Robust Semi-Supervised Temporal Intrusion Detection for Adversarial Cloud Networks
Anasuya Chattopadhyay (German Research Center for Artificial Intelligence (DFKI), Germany); Daniel Reti (Deutsches Forschungszentrum für Künstliche Intelligenz GmbH, Germany); Hans D. Schotten (University of Kaiserslautern, Germany)
Cloud networks increasingly rely on machine learning based Network Intrusion Detection Systems to defend against evolving cyber threats. However, real-world deployments are challenged by limited labeled data, non-stationary traffic, and adaptive adversaries. While semi-supervised learning can alleviate label scarcity, most existing approaches implicitly assume benign and stationary unlabeled traffic, leading to degraded performance in adversarial cloud environments. This paper proposes a robust semi-supervised temporal learning framework for cloud intrusion detection that explicitly addresses adversarial contamination and temporal drift in unlabeled network traffic. Operating on flow-level data, this framework combines supervised learning with consistency regularization, confidence-aware pseudo-labeling, and selective temporal invariance to conservatively exploit unlabeled traffic while suppressing unreliable samples. By leveraging the temporal structure of network flows, the proposed method improves robustness and generalization across heterogeneous cloud environments.

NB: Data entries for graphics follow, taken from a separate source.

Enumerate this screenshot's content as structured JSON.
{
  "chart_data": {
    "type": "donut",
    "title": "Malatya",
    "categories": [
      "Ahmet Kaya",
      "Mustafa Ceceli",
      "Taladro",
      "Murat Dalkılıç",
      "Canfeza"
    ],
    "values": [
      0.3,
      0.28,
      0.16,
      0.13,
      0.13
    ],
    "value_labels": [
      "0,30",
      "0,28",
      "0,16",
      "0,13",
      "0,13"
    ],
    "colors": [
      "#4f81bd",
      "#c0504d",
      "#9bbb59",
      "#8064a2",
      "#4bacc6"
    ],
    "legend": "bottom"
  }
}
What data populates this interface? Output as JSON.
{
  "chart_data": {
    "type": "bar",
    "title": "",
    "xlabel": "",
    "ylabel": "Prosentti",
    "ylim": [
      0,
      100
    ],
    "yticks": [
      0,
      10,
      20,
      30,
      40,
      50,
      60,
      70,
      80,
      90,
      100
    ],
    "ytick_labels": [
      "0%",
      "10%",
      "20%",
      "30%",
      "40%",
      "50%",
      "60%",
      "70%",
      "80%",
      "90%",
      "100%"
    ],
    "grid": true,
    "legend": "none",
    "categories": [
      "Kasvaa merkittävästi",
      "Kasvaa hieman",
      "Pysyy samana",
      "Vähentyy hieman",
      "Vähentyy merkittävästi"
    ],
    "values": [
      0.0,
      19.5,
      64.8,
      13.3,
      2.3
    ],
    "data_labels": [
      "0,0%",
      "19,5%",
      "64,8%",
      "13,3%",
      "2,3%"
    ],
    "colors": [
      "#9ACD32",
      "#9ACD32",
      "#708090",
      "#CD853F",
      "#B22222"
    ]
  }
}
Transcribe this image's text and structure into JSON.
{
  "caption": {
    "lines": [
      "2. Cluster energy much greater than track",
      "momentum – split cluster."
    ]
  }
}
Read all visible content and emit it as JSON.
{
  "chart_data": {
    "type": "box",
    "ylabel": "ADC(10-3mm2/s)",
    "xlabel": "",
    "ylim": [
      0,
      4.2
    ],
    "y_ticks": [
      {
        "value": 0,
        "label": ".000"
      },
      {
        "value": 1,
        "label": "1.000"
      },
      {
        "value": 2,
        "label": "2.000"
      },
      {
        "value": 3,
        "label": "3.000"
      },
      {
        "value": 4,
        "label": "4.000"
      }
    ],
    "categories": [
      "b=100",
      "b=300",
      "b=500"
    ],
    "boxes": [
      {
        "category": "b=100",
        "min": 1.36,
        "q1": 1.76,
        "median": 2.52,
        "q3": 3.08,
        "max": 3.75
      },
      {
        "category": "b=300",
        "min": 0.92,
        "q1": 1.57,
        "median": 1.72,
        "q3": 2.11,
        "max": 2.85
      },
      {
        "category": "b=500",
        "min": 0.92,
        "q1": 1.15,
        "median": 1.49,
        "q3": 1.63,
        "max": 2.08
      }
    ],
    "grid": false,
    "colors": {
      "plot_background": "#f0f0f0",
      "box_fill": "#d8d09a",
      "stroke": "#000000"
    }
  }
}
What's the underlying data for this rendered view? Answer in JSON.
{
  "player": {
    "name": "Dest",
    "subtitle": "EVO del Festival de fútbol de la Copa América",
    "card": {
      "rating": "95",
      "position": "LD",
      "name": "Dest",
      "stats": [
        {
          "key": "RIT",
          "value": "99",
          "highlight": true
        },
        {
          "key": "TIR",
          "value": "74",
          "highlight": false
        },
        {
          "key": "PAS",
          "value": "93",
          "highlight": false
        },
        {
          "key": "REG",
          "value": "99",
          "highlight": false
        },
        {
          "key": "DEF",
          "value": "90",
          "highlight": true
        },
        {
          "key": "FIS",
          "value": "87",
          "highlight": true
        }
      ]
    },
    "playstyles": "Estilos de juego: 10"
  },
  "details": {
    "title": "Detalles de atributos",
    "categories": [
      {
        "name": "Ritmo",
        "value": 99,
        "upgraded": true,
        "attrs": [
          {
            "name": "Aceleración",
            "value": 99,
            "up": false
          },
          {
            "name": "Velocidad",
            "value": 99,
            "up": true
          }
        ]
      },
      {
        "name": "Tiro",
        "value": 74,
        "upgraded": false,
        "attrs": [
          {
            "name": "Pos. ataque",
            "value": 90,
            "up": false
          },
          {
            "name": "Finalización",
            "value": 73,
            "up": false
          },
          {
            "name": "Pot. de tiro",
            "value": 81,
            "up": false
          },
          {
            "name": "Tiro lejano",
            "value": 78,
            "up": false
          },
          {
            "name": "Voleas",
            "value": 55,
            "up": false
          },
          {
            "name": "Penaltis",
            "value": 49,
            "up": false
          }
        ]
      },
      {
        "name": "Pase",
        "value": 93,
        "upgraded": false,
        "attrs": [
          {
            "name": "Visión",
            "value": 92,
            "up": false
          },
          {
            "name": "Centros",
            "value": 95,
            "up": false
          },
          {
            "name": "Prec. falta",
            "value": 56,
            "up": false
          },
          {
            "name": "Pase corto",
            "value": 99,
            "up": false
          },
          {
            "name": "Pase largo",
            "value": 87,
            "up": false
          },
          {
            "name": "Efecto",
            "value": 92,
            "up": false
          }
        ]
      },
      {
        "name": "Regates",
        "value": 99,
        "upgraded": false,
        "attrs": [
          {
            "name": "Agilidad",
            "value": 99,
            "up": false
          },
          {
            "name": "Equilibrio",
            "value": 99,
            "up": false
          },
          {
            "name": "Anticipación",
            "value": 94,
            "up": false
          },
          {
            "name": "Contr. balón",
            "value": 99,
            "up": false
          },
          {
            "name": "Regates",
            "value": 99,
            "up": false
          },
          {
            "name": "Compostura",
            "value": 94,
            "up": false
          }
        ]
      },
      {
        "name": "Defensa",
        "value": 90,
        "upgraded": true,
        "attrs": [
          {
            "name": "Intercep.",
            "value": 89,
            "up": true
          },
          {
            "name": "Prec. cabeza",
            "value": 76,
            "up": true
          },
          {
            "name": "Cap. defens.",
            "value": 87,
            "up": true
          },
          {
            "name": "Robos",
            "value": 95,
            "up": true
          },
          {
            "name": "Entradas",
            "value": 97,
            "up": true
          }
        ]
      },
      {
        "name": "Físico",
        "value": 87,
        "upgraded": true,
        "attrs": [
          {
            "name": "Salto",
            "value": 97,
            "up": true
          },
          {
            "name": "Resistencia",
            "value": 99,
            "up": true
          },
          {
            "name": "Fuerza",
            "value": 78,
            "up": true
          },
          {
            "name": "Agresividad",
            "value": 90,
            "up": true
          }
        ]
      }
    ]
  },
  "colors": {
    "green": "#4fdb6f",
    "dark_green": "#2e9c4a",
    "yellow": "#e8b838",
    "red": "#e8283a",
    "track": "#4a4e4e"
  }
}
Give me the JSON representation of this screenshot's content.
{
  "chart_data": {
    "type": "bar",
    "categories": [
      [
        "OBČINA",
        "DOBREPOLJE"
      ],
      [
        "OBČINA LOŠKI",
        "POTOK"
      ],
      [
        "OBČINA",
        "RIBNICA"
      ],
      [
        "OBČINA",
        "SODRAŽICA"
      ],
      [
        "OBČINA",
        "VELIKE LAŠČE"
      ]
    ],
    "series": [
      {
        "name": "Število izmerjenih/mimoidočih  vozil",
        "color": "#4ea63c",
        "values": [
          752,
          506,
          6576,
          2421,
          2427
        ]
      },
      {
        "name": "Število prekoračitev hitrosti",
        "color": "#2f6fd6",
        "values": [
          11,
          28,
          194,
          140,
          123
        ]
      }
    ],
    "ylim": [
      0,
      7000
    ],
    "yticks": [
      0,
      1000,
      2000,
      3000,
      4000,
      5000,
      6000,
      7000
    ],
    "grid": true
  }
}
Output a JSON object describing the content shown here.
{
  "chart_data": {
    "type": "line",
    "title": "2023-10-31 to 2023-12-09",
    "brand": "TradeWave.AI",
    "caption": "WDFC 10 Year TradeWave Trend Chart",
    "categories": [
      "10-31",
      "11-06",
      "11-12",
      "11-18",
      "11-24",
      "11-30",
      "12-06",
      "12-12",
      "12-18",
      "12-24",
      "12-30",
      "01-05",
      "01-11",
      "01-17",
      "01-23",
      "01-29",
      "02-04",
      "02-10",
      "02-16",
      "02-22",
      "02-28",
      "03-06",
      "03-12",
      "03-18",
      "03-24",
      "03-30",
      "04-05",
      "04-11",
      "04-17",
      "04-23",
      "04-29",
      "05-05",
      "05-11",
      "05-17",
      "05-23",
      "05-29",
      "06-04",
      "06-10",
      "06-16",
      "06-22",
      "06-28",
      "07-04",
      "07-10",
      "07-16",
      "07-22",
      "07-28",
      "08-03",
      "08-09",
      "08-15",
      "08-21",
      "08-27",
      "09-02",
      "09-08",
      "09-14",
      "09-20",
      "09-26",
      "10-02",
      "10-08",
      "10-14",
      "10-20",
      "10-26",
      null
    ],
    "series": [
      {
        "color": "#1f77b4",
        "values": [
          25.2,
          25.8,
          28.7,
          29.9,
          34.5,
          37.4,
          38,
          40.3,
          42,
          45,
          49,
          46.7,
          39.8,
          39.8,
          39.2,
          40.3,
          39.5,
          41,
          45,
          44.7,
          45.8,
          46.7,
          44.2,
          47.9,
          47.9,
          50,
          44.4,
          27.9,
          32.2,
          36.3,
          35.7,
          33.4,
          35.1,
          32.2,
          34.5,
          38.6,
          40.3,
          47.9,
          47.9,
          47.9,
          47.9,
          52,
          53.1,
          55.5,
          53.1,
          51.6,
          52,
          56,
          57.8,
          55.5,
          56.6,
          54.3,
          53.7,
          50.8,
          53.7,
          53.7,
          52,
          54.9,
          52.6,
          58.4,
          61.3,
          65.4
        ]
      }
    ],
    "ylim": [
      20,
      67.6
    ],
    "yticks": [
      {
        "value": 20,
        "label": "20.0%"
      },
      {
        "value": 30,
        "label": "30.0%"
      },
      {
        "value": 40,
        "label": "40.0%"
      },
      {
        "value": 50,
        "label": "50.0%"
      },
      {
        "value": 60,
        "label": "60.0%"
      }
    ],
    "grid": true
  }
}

Extensive evaluations on publicly available datasets (CIC-IDS2017, CSE-CIC-IDS2018, and UNSW-NB15) under limited-label conditions demonstrate that the proposed framework consistently outperforms state-of-the-art supervised and semi-supervised network intrusion detection systems in detection performance, label efficiency, and resilience to adversarial and non-stationary traffic.